Beaucoup l’ont vu au Show de la rentrée cet automne, et à la fin, sont ressortis au compte-goutte, avec le sourire fendu jusqu’aux lobes. Avec un deuxième album, Karim Ouellet reverra ces mêmes sourires au passage, puisque ceux qui ont aimé Plume aimeront assu­rément Fox. C’est impératif.

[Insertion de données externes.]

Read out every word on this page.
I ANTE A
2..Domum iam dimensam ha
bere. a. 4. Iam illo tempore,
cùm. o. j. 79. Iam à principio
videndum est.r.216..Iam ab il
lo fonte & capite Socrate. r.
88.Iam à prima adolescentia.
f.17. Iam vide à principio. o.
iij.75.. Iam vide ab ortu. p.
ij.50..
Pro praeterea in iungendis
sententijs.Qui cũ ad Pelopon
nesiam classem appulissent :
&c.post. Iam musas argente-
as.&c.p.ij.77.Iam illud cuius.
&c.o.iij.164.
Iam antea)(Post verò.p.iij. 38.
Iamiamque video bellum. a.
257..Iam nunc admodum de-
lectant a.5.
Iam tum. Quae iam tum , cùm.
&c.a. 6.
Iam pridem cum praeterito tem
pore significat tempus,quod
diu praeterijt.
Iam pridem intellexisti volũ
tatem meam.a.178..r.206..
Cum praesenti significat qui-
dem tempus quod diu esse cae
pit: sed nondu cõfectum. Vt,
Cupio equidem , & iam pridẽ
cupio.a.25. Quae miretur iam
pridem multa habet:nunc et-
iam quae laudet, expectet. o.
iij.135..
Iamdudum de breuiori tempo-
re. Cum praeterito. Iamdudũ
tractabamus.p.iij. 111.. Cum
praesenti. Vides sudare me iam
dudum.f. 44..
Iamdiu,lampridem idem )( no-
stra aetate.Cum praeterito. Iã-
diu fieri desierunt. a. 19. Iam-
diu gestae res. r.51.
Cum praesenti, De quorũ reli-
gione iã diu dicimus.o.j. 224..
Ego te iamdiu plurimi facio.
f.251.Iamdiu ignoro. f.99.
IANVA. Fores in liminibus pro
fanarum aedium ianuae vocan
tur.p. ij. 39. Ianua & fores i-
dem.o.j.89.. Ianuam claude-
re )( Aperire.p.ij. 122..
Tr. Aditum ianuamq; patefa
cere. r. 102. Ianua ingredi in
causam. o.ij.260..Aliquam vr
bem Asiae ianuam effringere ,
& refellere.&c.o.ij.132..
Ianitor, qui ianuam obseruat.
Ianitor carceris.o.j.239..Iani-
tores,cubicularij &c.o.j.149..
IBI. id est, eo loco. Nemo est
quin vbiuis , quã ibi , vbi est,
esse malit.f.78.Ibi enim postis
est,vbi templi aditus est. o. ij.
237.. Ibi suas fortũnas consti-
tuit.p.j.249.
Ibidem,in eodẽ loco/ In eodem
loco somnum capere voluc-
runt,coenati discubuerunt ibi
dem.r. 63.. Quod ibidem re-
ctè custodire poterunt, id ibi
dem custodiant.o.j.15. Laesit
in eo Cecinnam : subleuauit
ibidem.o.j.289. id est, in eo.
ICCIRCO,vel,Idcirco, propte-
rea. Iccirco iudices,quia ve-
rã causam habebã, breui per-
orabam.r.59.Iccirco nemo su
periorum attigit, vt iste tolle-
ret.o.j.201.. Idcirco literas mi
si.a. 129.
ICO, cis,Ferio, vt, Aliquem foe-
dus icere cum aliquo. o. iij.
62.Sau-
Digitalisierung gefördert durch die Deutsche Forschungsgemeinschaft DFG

Il ne s’agit pas tant là d’un compliment que d’une constatation de la cohérence entre les deux opus. On y entend la même dynamique, les mêmes soubresauts vocaux, les mêmes atmosphères. Toujours teintées de soul, de reggae, de folk et soutenues par des sons électro, ses mélodies s’immiscent par une oreille et ne trouvent pas la sortie de l’autre. Toute la journée, les différents refrains s’enchaînent, restent enfermés dans la boîte crânienne et refont surface en des instants impromptus, comme lors d’un examen de mi-session par exemple.

Karim Ouellet a su trouver une voix pop particulière qu’il utilise pour regrouper les genres influents. Le thème unique, par sa récurrence sur les deux albums, assemble tous les morceaux et forme une sorte d’oeuvre hymnique consacrée à la passion amoureuse. Amené par des arrangements musicaux justes et parfois surprenants, l’éloge à l’amour est alimenté par des histoires fantastiques, rappelant par mo­ment les fables de La Fontaine. D’ailleurs, la pochette de Fox rappelle Le petit prince de Saint-Exupéry.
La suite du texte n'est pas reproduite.